The Regulatory Breakthrough: Data Sharing and Market Repair

China’s regulators recognized the crisis and moved quickly. In January 2025, the government rolled out its first comprehensive insurance guidance for EVs and plug-in hybrids, marking a turning point.

The centerpiece? Mandatory data sharing. Automakers now must open access to battery health, driving pattern, and usage data—the critical inputs needed for accurate risk pricing. Simultaneously, authorities launched “Easy to Insure,” an online platform that has already channeled coverage to over 500,000 vehicles worth nearly 495 billion yuan in combined value.

Law enforcement is also pressuring manufacturers and suppliers to make replacement parts more transparent and affordable, tackling the supply chain bottleneck that had been driving up costs.

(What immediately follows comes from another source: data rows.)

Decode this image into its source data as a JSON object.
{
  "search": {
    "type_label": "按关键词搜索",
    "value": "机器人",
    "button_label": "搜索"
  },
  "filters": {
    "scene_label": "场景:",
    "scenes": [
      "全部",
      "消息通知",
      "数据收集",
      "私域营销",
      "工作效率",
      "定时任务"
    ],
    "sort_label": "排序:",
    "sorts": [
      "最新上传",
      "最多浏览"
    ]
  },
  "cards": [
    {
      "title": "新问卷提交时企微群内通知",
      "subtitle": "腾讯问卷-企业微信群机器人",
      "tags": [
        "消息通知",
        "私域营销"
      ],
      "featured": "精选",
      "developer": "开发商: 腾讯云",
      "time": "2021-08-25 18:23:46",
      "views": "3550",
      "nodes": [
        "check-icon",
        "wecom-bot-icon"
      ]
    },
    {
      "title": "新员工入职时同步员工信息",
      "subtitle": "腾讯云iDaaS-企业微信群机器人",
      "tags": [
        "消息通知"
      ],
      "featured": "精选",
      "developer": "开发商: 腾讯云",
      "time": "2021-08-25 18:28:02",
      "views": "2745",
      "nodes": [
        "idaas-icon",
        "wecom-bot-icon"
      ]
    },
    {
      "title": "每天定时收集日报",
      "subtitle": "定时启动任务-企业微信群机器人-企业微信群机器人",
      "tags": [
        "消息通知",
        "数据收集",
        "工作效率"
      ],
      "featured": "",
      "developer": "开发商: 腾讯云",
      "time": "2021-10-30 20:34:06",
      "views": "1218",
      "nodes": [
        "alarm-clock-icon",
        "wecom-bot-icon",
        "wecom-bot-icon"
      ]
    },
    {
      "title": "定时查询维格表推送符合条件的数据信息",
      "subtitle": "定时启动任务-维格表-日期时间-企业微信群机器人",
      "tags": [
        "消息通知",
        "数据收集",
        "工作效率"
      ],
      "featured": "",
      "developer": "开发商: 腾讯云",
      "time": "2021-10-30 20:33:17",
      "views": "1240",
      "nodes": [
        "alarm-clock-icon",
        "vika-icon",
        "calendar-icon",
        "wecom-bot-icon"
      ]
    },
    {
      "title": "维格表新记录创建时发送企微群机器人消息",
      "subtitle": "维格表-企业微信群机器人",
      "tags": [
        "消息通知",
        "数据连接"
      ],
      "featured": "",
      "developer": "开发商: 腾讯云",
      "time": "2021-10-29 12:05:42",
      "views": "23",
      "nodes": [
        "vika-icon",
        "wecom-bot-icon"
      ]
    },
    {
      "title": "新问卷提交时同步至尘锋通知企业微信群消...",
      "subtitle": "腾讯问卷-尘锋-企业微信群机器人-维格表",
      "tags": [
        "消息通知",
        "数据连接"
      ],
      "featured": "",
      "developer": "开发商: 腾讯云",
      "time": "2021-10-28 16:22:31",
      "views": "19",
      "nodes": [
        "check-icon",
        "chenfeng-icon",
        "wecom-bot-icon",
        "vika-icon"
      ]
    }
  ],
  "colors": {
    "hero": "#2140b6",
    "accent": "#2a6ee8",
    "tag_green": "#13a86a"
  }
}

The Trillion-Yuan Prize Reshaping the Industry

Despite current losses, the EV insurance market represents a fortress of future opportunity. Industry analysts project the sector will hit 500 billion yuan in premiums by 2030—a threshold that would capture over a third of China’s entire auto insurance market.

The big three—Ping An, PICC, and China Pacific Insurance—control more than 65% of current EV insurance. But the landscape is shifting. Ping An achieved profitability in its EV business during 2024 by deploying AI-powered tools to identify ride-hailing patterns and model repair economics. Competitors are experimenting with usage-based pricing models that adjust premiums based on real-time driving telemetry.

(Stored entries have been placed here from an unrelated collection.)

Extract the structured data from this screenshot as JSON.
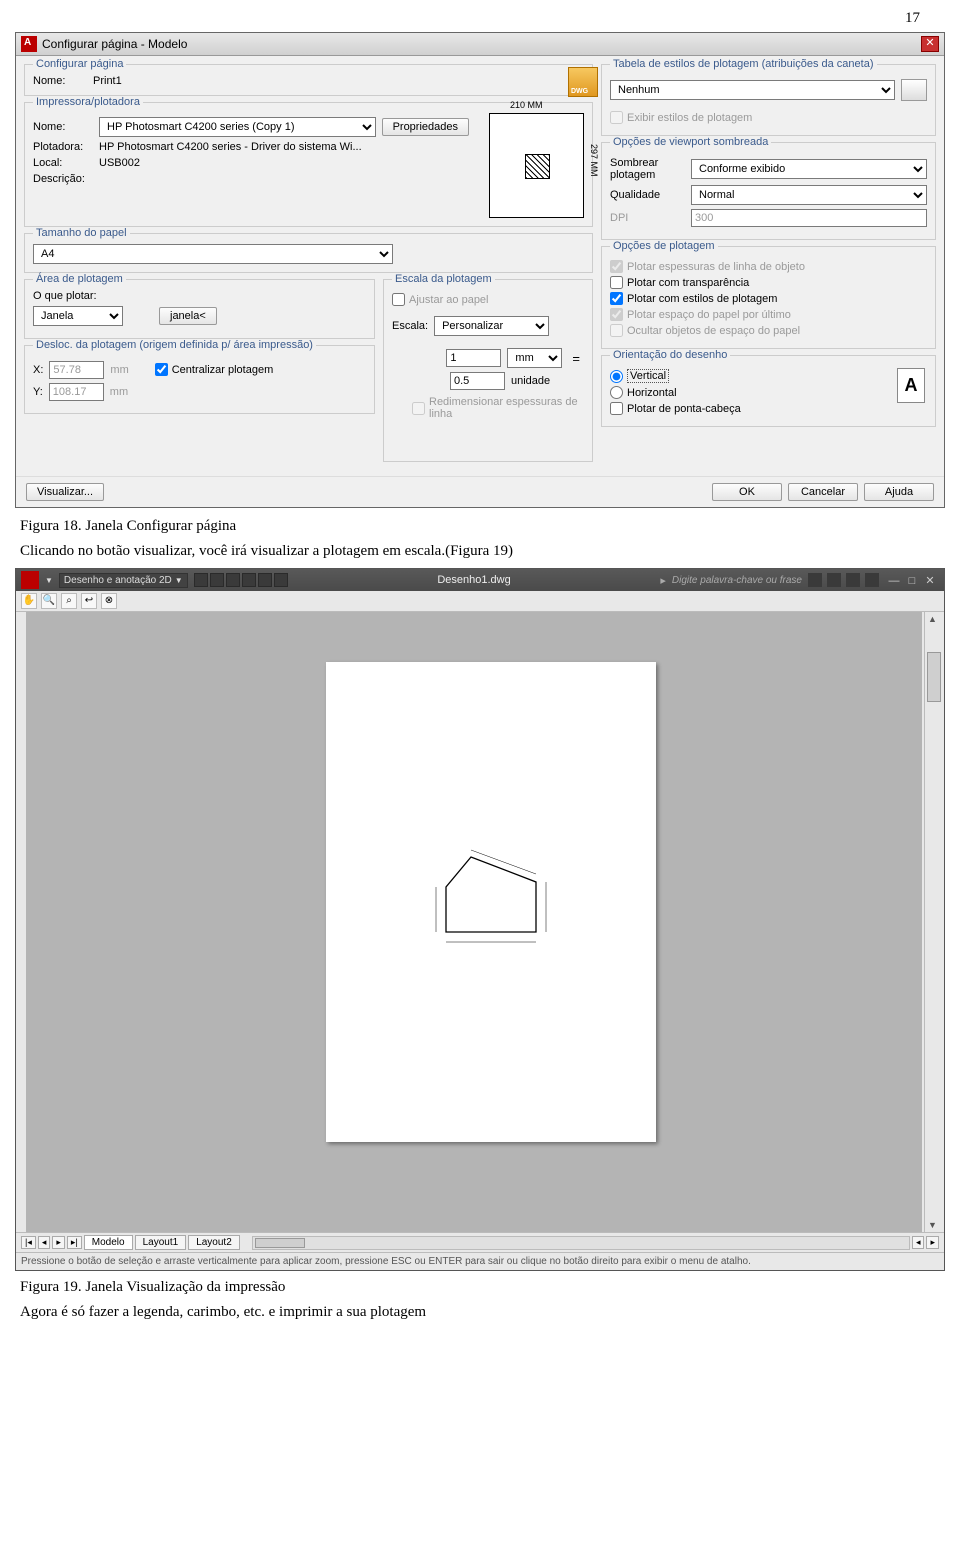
{
  "page_number": "17",
  "dialog": {
    "title": "Configurar página - Modelo",
    "groups": {
      "config_pagina": "Configurar página",
      "impressora": "Impressora/plotadora",
      "tamanho": "Tamanho do papel",
      "area": "Área de plotagem",
      "desloc": "Desloc. da plotagem (origem definida p/ área impressão)",
      "escala": "Escala da plotagem",
      "tabela_estilos": "Tabela de estilos de plotagem (atribuições da caneta)",
      "viewport": "Opções de viewport sombreada",
      "opcoes_plot": "Opções de plotagem",
      "orientacao": "Orientação do desenho"
    },
    "labels": {
      "nome": "Nome:",
      "plotadora": "Plotadora:",
      "local": "Local:",
      "descricao": "Descrição:",
      "propriedades": "Propriedades",
      "o_que_plotar": "O que plotar:",
      "janela_btn": "janela<",
      "x": "X:",
      "y": "Y:",
      "mm_unit": "mm",
      "centralizar": "Centralizar plotagem",
      "ajustar": "Ajustar ao papel",
      "escala_lbl": "Escala:",
      "unidade": "unidade",
      "redimensionar": "Redimensionar espessuras de linha",
      "exibir_estilos": "Exibir estilos de plotagem",
      "sombrear": "Sombrear plotagem",
      "qualidade": "Qualidade",
      "dpi": "DPI",
      "plot_espessuras": "Plotar espessuras de linha de objeto",
      "plot_transp": "Plotar com transparência",
      "plot_estilos": "Plotar com estilos de plotagem",
      "plot_espaco": "Plotar espaço do papel por último",
      "ocultar": "Ocultar objetos de espaço do papel",
      "vertical": "Vertical",
      "horizontal": "Horizontal",
      "ponta_cabeca": "Plotar de ponta-cabeça"
    },
    "values": {
      "nome_val": "Print1",
      "impressora_sel": "HP Photosmart C4200 series (Copy 1)",
      "plotadora_val": "HP Photosmart C4200 series - Driver do sistema Wi...",
      "local_val": "USB002",
      "paper_w": "210 MM",
      "paper_h": "297 MM",
      "papel_sel": "A4",
      "area_sel": "Janela",
      "x_val": "57.78",
      "y_val": "108.17",
      "escala_sel": "Personalizar",
      "escala_num": "1",
      "escala_unit": "mm",
      "escala_den": "0.5",
      "estilo_sel": "Nenhum",
      "sombrear_sel": "Conforme exibido",
      "qualidade_sel": "Normal",
      "dpi_val": "300",
      "orient_letter": "A"
    },
    "footer": {
      "visualizar": "Visualizar...",
      "ok": "OK",
      "cancelar": "Cancelar",
      "ajuda": "Ajuda"
    }
  },
  "captions": {
    "fig18": "Figura 18. Janela Configurar página",
    "midtext": "Clicando no botão visualizar, você irá visualizar a plotagem em escala.(Figura 19)",
    "fig19": "Figura 19. Janela Visualização da impressão",
    "bottom": "Agora é só fazer a legenda, carimbo, etc. e imprimir a sua plotagem"
  },
  "acad": {
    "workspace": "Desenho e anotação 2D",
    "docname": "Desenho1.dwg",
    "search_hint": "Digite palavra-chave ou frase",
    "tabs": {
      "modelo": "Modelo",
      "l1": "Layout1",
      "l2": "Layout2"
    },
    "status": "Pressione o botão de seleção e arraste verticalmente para aplicar zoom, pressione ESC ou ENTER para sair ou clique no botão direito para exibir o menu de atalho."
  }
}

Meanwhile, automakers are moving vertically. BYD, Tesla, and newcomers like Xiaomi are launching their own insurance arms, betting that controlling the entire value chain—from vehicle data to claims processing—could unlock a sustainable competitive advantage.

The insurance sector won’t break even for another two to three years, but the prize at stake suggests this painful transition is just the price of entry into one of the world’s most dynamic markets.